OMV5 | Docker | HomeAssistant - Data Volume Mapping Problems

  • I'm having some trouble / strange behaviour mapping OMV5 SMB/CIFS shares to docker volumes to run an instance of HomeAssistant.

    Local docker volume seems to work perfectly but the OMV shared volume fails.


    I'm hoping this is a common problem people have experienced and overcome with OMV, HomeAssistant and docker volumes.
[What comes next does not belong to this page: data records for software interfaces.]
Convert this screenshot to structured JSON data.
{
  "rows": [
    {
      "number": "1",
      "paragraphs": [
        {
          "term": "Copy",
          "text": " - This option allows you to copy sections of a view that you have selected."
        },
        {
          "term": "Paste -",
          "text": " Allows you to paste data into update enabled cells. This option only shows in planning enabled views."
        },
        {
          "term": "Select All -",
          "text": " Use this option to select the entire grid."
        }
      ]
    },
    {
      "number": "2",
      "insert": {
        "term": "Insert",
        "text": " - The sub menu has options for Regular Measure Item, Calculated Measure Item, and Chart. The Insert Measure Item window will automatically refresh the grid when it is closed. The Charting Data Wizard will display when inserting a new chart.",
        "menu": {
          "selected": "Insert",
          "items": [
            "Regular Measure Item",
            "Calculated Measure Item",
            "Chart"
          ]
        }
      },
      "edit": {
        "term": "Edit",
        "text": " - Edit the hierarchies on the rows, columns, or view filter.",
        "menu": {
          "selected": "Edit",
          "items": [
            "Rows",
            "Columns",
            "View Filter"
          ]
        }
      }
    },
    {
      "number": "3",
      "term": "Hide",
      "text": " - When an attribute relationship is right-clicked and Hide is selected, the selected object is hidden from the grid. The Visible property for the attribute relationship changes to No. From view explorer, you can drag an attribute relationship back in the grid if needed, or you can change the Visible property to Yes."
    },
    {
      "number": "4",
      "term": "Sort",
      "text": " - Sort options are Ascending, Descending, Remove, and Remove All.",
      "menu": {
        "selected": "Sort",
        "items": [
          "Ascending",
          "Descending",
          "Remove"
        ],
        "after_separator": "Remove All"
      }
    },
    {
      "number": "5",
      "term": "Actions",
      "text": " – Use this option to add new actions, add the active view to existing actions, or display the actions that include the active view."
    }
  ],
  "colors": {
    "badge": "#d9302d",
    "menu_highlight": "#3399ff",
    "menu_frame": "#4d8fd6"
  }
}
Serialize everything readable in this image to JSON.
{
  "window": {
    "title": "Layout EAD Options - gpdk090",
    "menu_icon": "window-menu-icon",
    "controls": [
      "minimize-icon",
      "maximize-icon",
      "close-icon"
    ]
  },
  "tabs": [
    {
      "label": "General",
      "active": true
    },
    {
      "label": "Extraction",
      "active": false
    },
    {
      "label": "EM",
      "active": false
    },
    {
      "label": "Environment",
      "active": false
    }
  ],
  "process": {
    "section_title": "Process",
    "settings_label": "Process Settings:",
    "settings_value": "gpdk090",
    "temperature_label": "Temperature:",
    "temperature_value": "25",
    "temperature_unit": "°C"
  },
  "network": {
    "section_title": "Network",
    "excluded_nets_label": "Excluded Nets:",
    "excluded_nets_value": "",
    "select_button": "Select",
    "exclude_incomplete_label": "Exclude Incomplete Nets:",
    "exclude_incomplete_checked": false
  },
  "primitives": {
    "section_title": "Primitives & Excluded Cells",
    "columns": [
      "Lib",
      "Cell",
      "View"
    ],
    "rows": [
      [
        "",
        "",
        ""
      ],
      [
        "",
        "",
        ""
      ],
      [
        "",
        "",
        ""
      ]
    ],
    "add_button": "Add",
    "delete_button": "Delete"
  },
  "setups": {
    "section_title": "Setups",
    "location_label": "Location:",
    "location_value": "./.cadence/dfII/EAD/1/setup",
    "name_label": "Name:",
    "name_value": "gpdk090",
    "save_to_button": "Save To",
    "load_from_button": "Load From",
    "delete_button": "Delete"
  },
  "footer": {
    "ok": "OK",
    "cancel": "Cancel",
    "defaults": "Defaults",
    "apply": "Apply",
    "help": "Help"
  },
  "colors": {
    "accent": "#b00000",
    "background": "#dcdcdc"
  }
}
    Any thoughts, Ideas or wisdom would be appreciated .:)


    Problem Details:

    SETUP:

    I'm attempting to create and instance of HomeAssistant in docker via Portainer

    I would like the /config directory/files to live on OMV5 SMB/CIFS share /Data/HomeAssistant

    I'm attempting to do this via a docker volume (not a bind, there appears to be some debate on the correct way to do this but docker seem to recommend volumes over binds but happy to hear alternative recommendations)

    Portainer looks like it can create a Volume using CIFS (/Data/HomeAssistant)

    Portainer can then map this Volume to /config and added it to a Docker Container and appears to start

    Network = Host

    restart policy = unless stopped


    Docker installed on OMV5 - extras

    PROBLEM:

    /Config data does populate the OMV share CIFS (/Data/HomeAssistant) - this was confirmed via finder

    BUT HomeAssistant Web Access doesn't appear to start eg ipAddress:8123 (standard HomeAssistant web port)


    ATTEMPTED SOLUTIONS:

    • Explicitly Map port 8123:8123 --> doesn't help
    • Install HomeAssistant with the same config but with a local volume eg not a shared volume --> works perfectly as expected on ipAddress:8123


  • Without going into details, I would say that it is a permission issue. Maybe you should post your portainer stack (omit personal info). Use </> in the menu bar. This would help to get help.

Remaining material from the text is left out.